All I really want to say is “thank you”. And there is plenty I want to thank you for.
I want to thank you for not cancelling your April 18 evening conversation with Martin Flanagan at the Melbourne Wheeler Centre to discuss your new book Am I black enough for you?
It was a very powerful and moving event to be part of; a reaffirming lesson of the importance of courage, humility and respect.
As we all found out, it was no easy decision for you to go ahead with the event.
I also want to thank you for having the courage to front the public, especially after you have been consistently bombarded with hate mail and racist comments for the simple fact that you stood up for your and your fellow Aboriginal brothers and sisters’ right to freedom of “identity”. Your bravery inspires others to confront prejudice and injustice.
The very recent release of your book inflamed some hysterical troglodyte responses on the internet, encouraged by Herald Sun columnist Andrew Bolt’s inflammatory blog post “Are we censored enough for you?”, decrying what he called his loss of freedom of speech. The article has been removed from the site for legal reasons. I wonder why?!
You told us the book, your family story and memoir, had been in the pipeline for a couple of years but its completion took on more urgency in 2009, after Bolt’s racist attacks on you and several other light-skinned Aboriginal people, questioning the motives of your “Aboriginal identity”. The book’s title, “Am I black enough for you?”, is a cheeky reference to Bolt’s assault on your existence.

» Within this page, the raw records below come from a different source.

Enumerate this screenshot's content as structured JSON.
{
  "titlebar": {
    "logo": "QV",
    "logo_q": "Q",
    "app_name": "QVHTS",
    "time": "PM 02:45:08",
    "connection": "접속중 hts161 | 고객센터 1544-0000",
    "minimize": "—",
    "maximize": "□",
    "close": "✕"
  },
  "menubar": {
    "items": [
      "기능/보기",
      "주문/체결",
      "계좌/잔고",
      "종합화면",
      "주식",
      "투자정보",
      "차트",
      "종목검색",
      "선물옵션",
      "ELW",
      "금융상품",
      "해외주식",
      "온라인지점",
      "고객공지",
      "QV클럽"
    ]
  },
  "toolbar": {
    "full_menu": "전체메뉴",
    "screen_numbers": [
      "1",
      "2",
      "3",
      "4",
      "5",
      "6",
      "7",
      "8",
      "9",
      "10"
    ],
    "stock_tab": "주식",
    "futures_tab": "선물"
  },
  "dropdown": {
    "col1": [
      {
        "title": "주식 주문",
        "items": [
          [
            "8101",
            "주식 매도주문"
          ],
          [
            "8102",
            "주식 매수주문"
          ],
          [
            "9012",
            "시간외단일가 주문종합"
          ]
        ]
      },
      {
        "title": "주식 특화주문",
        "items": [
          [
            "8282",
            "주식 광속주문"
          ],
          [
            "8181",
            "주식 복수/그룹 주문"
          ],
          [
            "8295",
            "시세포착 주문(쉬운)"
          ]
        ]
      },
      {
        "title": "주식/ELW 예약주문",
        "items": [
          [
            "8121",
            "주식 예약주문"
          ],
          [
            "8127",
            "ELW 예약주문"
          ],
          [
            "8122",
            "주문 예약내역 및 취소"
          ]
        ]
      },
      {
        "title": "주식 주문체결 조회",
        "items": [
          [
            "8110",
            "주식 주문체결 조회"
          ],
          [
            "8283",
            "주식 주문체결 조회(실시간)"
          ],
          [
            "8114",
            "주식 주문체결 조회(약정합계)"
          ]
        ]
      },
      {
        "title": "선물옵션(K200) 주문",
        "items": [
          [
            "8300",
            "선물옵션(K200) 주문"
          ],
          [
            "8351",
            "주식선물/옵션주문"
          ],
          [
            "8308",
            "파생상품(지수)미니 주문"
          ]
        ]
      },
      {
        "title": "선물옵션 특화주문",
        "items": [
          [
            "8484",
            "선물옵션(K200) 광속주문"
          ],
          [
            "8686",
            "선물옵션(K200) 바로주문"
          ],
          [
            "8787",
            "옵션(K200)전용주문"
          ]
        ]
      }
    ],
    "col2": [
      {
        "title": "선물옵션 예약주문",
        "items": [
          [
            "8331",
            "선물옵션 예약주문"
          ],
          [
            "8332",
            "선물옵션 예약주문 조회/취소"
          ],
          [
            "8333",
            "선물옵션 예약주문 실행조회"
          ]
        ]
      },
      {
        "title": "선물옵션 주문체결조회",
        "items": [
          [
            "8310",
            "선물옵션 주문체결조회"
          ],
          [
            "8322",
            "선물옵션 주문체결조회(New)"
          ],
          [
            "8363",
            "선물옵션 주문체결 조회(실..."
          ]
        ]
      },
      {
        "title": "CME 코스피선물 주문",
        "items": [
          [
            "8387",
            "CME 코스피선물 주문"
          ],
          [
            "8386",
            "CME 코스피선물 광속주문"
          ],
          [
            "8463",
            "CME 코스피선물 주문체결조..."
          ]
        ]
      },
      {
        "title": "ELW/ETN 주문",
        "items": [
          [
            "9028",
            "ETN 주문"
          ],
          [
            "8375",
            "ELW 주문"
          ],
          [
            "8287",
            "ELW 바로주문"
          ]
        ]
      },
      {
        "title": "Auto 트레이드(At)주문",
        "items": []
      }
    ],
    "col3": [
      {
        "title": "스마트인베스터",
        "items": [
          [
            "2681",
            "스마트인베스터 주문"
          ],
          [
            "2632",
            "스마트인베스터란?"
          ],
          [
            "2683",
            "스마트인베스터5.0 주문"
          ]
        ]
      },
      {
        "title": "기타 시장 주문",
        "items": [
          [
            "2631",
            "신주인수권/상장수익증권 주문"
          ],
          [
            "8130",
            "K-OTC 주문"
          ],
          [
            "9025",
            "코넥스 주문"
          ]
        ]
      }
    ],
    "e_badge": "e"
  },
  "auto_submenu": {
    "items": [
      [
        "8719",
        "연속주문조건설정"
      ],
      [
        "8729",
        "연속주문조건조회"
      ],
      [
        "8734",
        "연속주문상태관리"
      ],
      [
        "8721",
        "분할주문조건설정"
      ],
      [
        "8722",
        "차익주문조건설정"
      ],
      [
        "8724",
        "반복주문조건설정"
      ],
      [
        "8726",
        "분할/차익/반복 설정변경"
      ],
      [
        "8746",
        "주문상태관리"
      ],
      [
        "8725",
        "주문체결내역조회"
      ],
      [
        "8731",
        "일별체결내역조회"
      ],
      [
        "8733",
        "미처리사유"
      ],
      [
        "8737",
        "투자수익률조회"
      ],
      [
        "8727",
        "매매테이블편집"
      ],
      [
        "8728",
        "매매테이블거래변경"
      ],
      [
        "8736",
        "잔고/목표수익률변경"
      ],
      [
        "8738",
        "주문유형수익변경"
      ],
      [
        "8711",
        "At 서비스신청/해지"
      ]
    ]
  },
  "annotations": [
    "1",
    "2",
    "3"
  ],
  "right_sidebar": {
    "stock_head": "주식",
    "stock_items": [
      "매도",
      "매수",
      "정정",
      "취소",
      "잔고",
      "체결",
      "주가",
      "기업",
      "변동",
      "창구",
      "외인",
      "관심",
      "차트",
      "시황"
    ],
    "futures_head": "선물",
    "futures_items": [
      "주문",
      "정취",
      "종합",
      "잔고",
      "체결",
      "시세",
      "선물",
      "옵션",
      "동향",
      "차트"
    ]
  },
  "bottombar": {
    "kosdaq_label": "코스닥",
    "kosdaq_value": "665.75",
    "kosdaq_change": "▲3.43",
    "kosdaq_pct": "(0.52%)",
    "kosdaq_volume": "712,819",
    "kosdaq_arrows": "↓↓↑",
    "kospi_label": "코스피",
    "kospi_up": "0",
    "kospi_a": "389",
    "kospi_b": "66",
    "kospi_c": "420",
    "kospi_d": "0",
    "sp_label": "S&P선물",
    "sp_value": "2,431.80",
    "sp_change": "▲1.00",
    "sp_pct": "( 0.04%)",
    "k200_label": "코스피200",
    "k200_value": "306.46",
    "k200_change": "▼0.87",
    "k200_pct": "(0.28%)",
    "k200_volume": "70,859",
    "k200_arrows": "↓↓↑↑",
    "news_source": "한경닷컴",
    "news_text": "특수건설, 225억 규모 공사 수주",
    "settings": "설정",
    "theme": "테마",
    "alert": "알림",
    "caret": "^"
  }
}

“I was always the dark one,” you said about copping racism early on in your life. But all of that changed in 2009, when suddenly you became the “light one”, once again having your identity defined by others.
Bolt was not happy that you self-identify as an “urban beachside blackfella”, who has a “part-Aboriginal” (according to Bolt) mum and an Austrian dad, is educated, wears high heels and is not too keen on camping. This kind of uppity behaviour needed to be nipped in the bud.
I want to thank you for being part of the gutsy class action successfully launched against Bolt in the Federal Court under the Racial Vilification Act. This challenge and the consequent judgement last year helped set the precedent that powerful mainstream media commentators and their seemingly inalienable right to spread a deeply offensive, highly divisive and poisonous ideology, are not untouchable.
You mentioned that the class action was not a decision you took lightly or a decision you made just to right the wrongs done to you as a person. You took this step at the urging of “countless members of the Aboriginal community to fight the good fight” and challenge journalists’ never-ending perpetuation of Aboriginal stereotypes.
I want to thank you for being so generous and still determined to share your life with us through your book, even though the process of writing your story had been “tarnished” by Bolt’s actions and a mob of racist bigots.
You also told us that this “ugliness has been overshadowed by the generosity” from a broad range of people from the Aboriginal community, Black American writers and non-Aboriginal Australians.
You explained to us that much of your inspiration for your book came from Alice Pung and Boori (Monty Pryor), two wonderful writers, who in their very own way creatively and positively challenge stereotypes of identity and nationality. Your aim was to make the book a statement of pride in Aboriginal identity with its own forms of representation and terms that are not solely defined through “race”.
I also want to thank you for writing the book in an accessible way and keeping in mind the next generation and their educational needs by making the book available as a “resource for schools”. This gives us all the opportunity to develop a deeper understanding of the complexities of Aboriginal identity and indeed our very own. This is something this country needs more than ever.
And last but not least, I want to thank you for keeping your sense of humour and cracking a few great jokes under these challenging circumstances: you are a legend.